Note: Most of the above is off the top of my head, boned up on while a former library rat two decades ago. While the substance is reliable, I could have some dates wrong. Some is speculative, for example I don't know for a fact Bob Gates was part of the hostage negotations, only that he was later convicted over Iran-Contra involvement. I don't know George HW Bush was either, but did read published and credible accounts of his presence on a US aircraft carrier in the Persian Gulf at the height of the crisis. As for Jim Baker, as Bush consiglieri, it only makes sense he was involved, but I've seen no evidence of it whatsoever. Finally I suspect Russia invaded Afghanistan to capitalize on the Shah's weakness and had designs on Iran's oil, and that Zbigniew Brezinski as Carter's SecState saw the opportunity to thwart Russia and trap it, and so began funneling arms into Afghanistan early on as a response. But that's just pure speculation in the absence of scholarship. What is not speculation is that the Democrats, not the Republicans, first started sending arms to the mujahedin in Afghanistan.

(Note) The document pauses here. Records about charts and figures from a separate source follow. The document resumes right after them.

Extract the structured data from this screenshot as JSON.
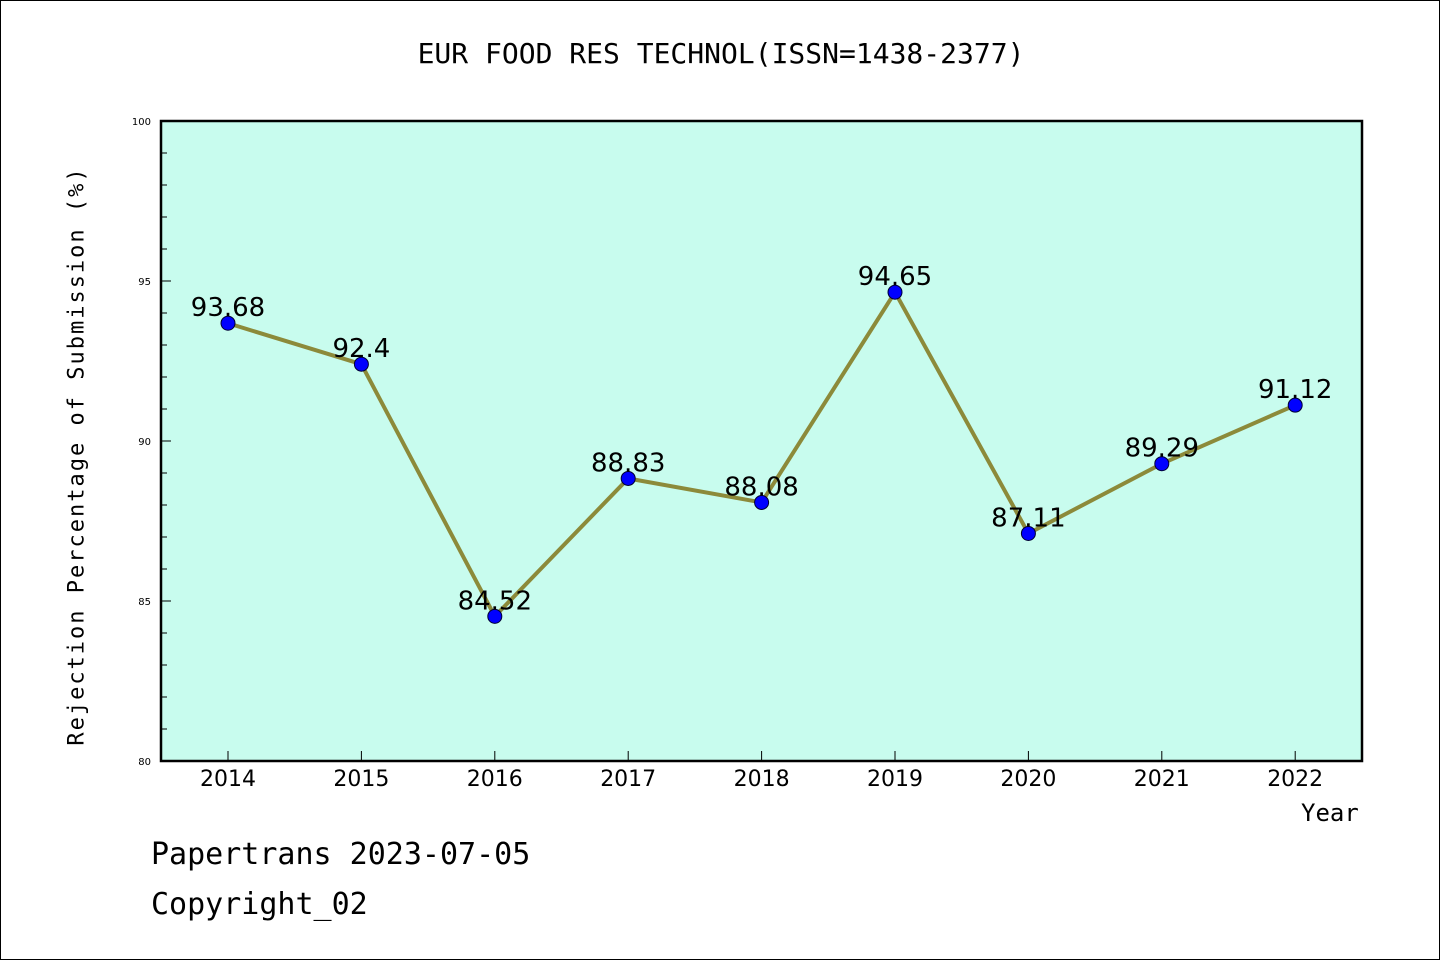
{
  "chart_data": {
    "type": "line",
    "title": "EUR FOOD RES TECHNOL(ISSN=1438-2377)",
    "xlabel": "Year",
    "ylabel": "Rejection Percentage of Submission (%)",
    "categories": [
      "2014",
      "2015",
      "2016",
      "2017",
      "2018",
      "2019",
      "2020",
      "2021",
      "2022"
    ],
    "series": [
      {
        "values": [
          93.68,
          92.4,
          84.52,
          88.83,
          88.08,
          94.65,
          87.11,
          89.29,
          91.12
        ],
        "labels": [
          "93.68",
          "92.4",
          "84.52",
          "88.83",
          "88.08",
          "94.65",
          "87.11",
          "89.29",
          "91.12"
        ]
      }
    ],
    "ylim": [
      80,
      100
    ],
    "yticks": [
      "80",
      "85",
      "90",
      "95",
      "100"
    ],
    "grid": false,
    "legend": "none",
    "colors": {
      "plot_background": "#c8fcee",
      "line": "#8c8a3a",
      "marker": "#0000ff",
      "axis": "#000000"
    }
  },
  "footer": {
    "line1": "Papertrans 2023-07-05",
    "line2": "Copyright_02"
  }
}
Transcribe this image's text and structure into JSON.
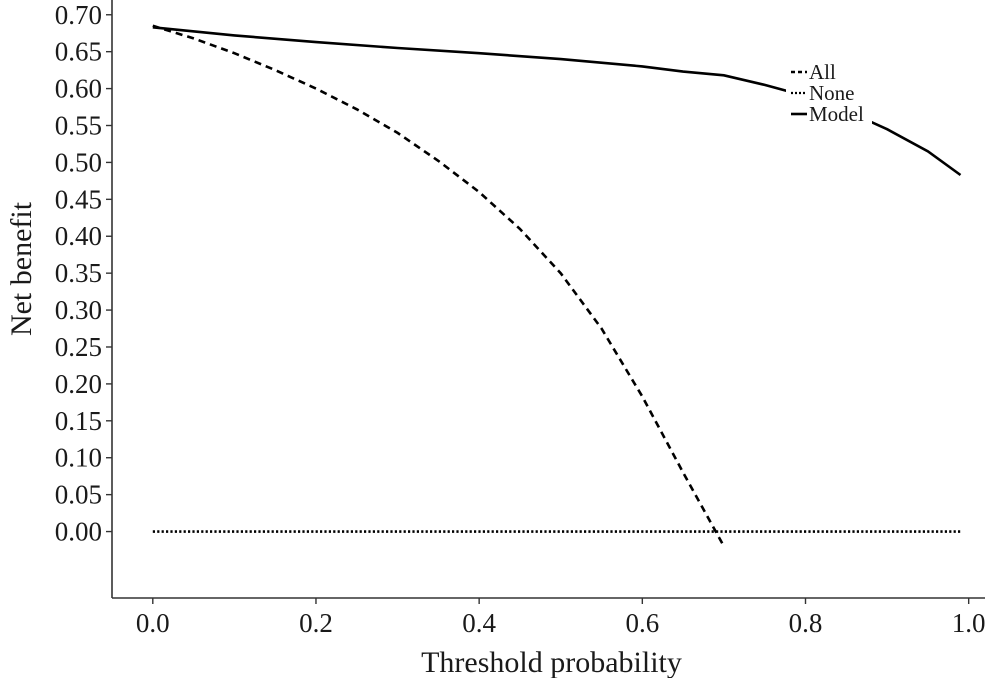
{
  "chart_data": {
    "type": "line",
    "title": "",
    "xlabel": "Threshold probability",
    "ylabel": "Net benefit",
    "xlim": [
      -0.05,
      1.02
    ],
    "ylim": [
      -0.09,
      0.72
    ],
    "x_ticks": [
      "0.0",
      "0.2",
      "0.4",
      "0.6",
      "0.8",
      "1.0"
    ],
    "x_tick_values": [
      0.0,
      0.2,
      0.4,
      0.6,
      0.8,
      1.0
    ],
    "y_ticks": [
      "0.00",
      "0.05",
      "0.10",
      "0.15",
      "0.20",
      "0.25",
      "0.30",
      "0.35",
      "0.40",
      "0.45",
      "0.50",
      "0.55",
      "0.60",
      "0.65",
      "0.70"
    ],
    "y_tick_values": [
      0.0,
      0.05,
      0.1,
      0.15,
      0.2,
      0.25,
      0.3,
      0.35,
      0.4,
      0.45,
      0.5,
      0.55,
      0.6,
      0.65,
      0.7
    ],
    "grid": false,
    "legend_position": "top-right",
    "series": [
      {
        "name": "All",
        "style": "dashed",
        "color": "#000000",
        "x": [
          0.0,
          0.05,
          0.1,
          0.15,
          0.2,
          0.25,
          0.3,
          0.35,
          0.4,
          0.45,
          0.5,
          0.55,
          0.6,
          0.65,
          0.7
        ],
        "y": [
          0.685,
          0.668,
          0.648,
          0.625,
          0.6,
          0.572,
          0.54,
          0.502,
          0.46,
          0.41,
          0.35,
          0.275,
          0.183,
          0.08,
          -0.02
        ]
      },
      {
        "name": "None",
        "style": "dotted",
        "color": "#000000",
        "x": [
          0.0,
          0.99
        ],
        "y": [
          0.0,
          0.0
        ]
      },
      {
        "name": "Model",
        "style": "solid",
        "color": "#000000",
        "x": [
          0.0,
          0.1,
          0.2,
          0.3,
          0.4,
          0.5,
          0.6,
          0.65,
          0.7,
          0.75,
          0.8,
          0.85,
          0.9,
          0.95,
          0.99
        ],
        "y": [
          0.683,
          0.672,
          0.663,
          0.655,
          0.648,
          0.64,
          0.63,
          0.623,
          0.618,
          0.605,
          0.59,
          0.57,
          0.545,
          0.515,
          0.483
        ]
      }
    ]
  }
}
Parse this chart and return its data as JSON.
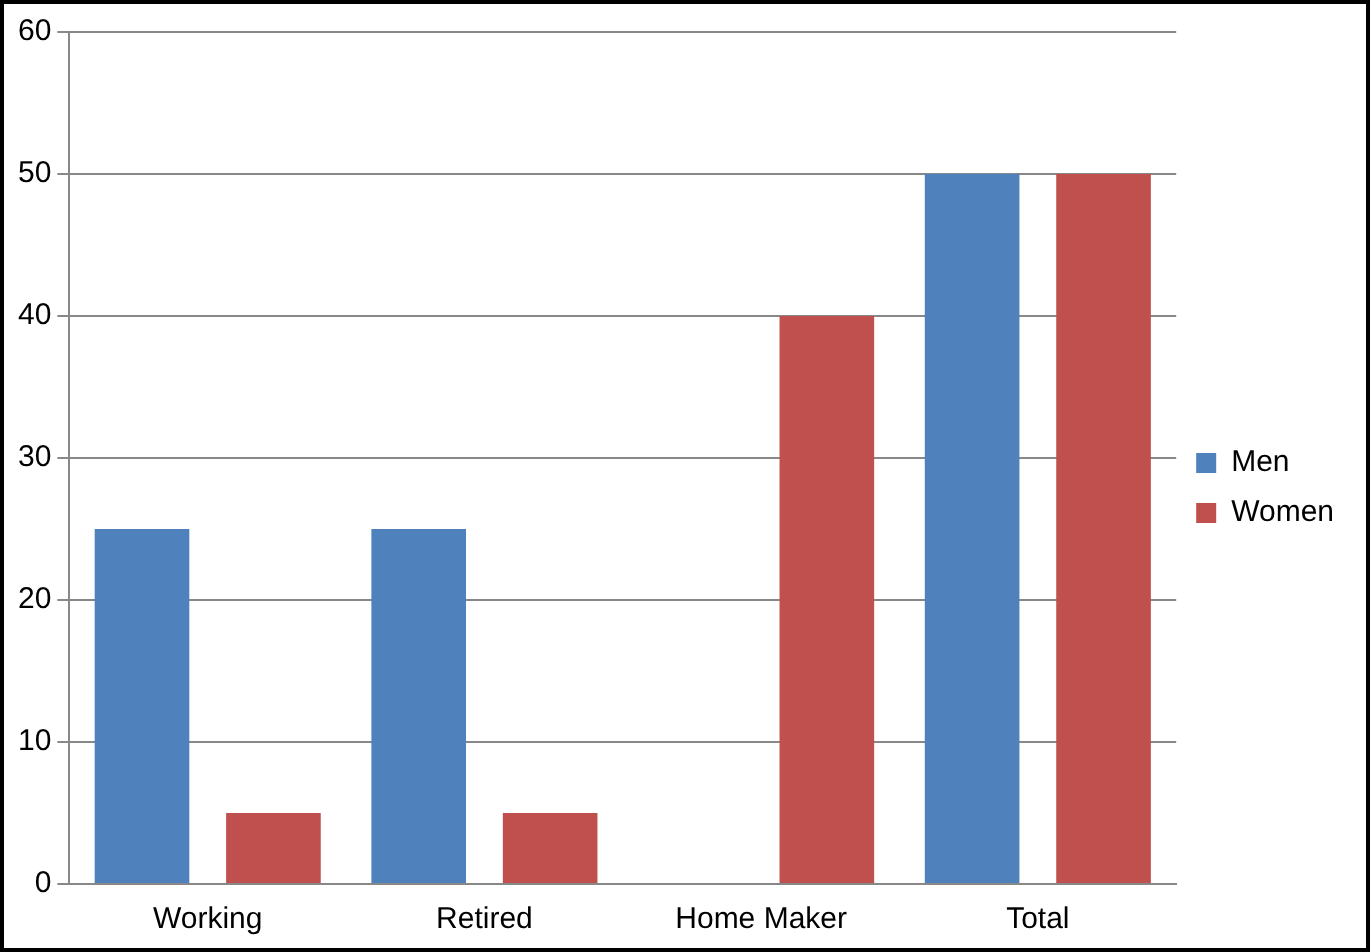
{
  "chart_data": {
    "type": "bar",
    "categories": [
      "Working",
      "Retired",
      "Home Maker",
      "Total"
    ],
    "series": [
      {
        "name": "Men",
        "color": "#4f81bd",
        "values": [
          25,
          25,
          0,
          50
        ]
      },
      {
        "name": "Women",
        "color": "#c0504d",
        "values": [
          5,
          5,
          40,
          50
        ]
      }
    ],
    "ylim": [
      0,
      60
    ],
    "yticks": [
      0,
      10,
      20,
      30,
      40,
      50,
      60
    ],
    "grid": "y",
    "legend": "right"
  }
}
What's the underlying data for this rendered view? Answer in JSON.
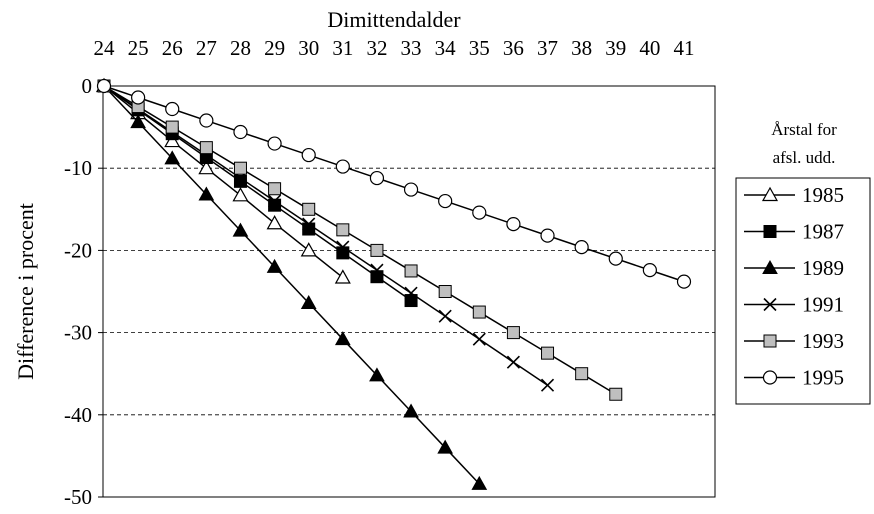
{
  "chart_data": {
    "type": "line",
    "xlabel": "Dimittendalder",
    "ylabel": "Difference i procent",
    "xlim": [
      24,
      41
    ],
    "ylim": [
      -50,
      0
    ],
    "x_ticks": [
      24,
      25,
      26,
      27,
      28,
      29,
      30,
      31,
      32,
      33,
      34,
      35,
      36,
      37,
      38,
      39,
      40,
      41
    ],
    "y_ticks": [
      0,
      -10,
      -20,
      -30,
      -40,
      -50
    ],
    "x_axis_position": "top",
    "grid": "horizontal-dashed",
    "legend_title": "Årstal for afsl. udd.",
    "legend_position": "right",
    "series": [
      {
        "name": "1985",
        "marker": "open-triangle",
        "x": [
          24,
          25,
          26,
          27,
          28,
          29,
          30,
          31
        ],
        "values": [
          0,
          -3.3,
          -6.7,
          -10,
          -13.3,
          -16.7,
          -20,
          -23.3
        ]
      },
      {
        "name": "1987",
        "marker": "filled-square",
        "x": [
          24,
          25,
          26,
          27,
          28,
          29,
          30,
          31,
          32,
          33
        ],
        "values": [
          0,
          -2.9,
          -5.8,
          -8.7,
          -11.6,
          -14.5,
          -17.4,
          -20.3,
          -23.2,
          -26.1
        ]
      },
      {
        "name": "1989",
        "marker": "filled-triangle",
        "x": [
          24,
          25,
          26,
          27,
          28,
          29,
          30,
          31,
          32,
          33,
          34,
          35
        ],
        "values": [
          0,
          -4.4,
          -8.8,
          -13.2,
          -17.6,
          -22,
          -26.4,
          -30.8,
          -35.2,
          -39.6,
          -44,
          -48.4
        ]
      },
      {
        "name": "1991",
        "marker": "x",
        "x": [
          24,
          25,
          26,
          27,
          28,
          29,
          30,
          31,
          32,
          33,
          34,
          35,
          36,
          37
        ],
        "values": [
          0,
          -2.8,
          -5.6,
          -8.4,
          -11.2,
          -14,
          -16.8,
          -19.6,
          -22.4,
          -25.2,
          -28,
          -30.8,
          -33.6,
          -36.4
        ]
      },
      {
        "name": "1993",
        "marker": "gray-square",
        "x": [
          24,
          25,
          26,
          27,
          28,
          29,
          30,
          31,
          32,
          33,
          34,
          35,
          36,
          37,
          38,
          39
        ],
        "values": [
          0,
          -2.5,
          -5,
          -7.5,
          -10,
          -12.5,
          -15,
          -17.5,
          -20,
          -22.5,
          -25,
          -27.5,
          -30,
          -32.5,
          -35,
          -37.5
        ]
      },
      {
        "name": "1995",
        "marker": "open-circle",
        "x": [
          24,
          25,
          26,
          27,
          28,
          29,
          30,
          31,
          32,
          33,
          34,
          35,
          36,
          37,
          38,
          39,
          40,
          41
        ],
        "values": [
          0,
          -1.4,
          -2.8,
          -4.2,
          -5.6,
          -7,
          -8.4,
          -9.8,
          -11.2,
          -12.6,
          -14,
          -15.4,
          -16.8,
          -18.2,
          -19.6,
          -21,
          -22.4,
          -23.8
        ]
      }
    ]
  }
}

Update: I just looked up SAVAK on Wikipedia. It incorrectly states it was founded in 1957. Rather, it was founded as an anti-communist secret police by H. Norman Schwarzkopf, probably in 1943 or so, and simply changed names in 1957. I'm not sure Schwarzkopf's organization had a formal name, but the security apparatus and staff remained largely intact. The Wikipedia article claims some staff remain from pre-Revolutionary Iran.

2 comments:

HopeSpringsATurtle said...

I linky-loved this at my site on today's post.

MarcLord said...

Thanks, Hope! I'm truly flattered. I'm also diggin' your Goodman posts, and just tried cross-posting you. Hopefully this was ok to do, let me know if there's a better way to do it, or if you prefer I not do so. Also, I'd like to recommend your post for more visibility. Have you ever used digg-it or del.icio.us? I have not, but am willing to learn on your say-so.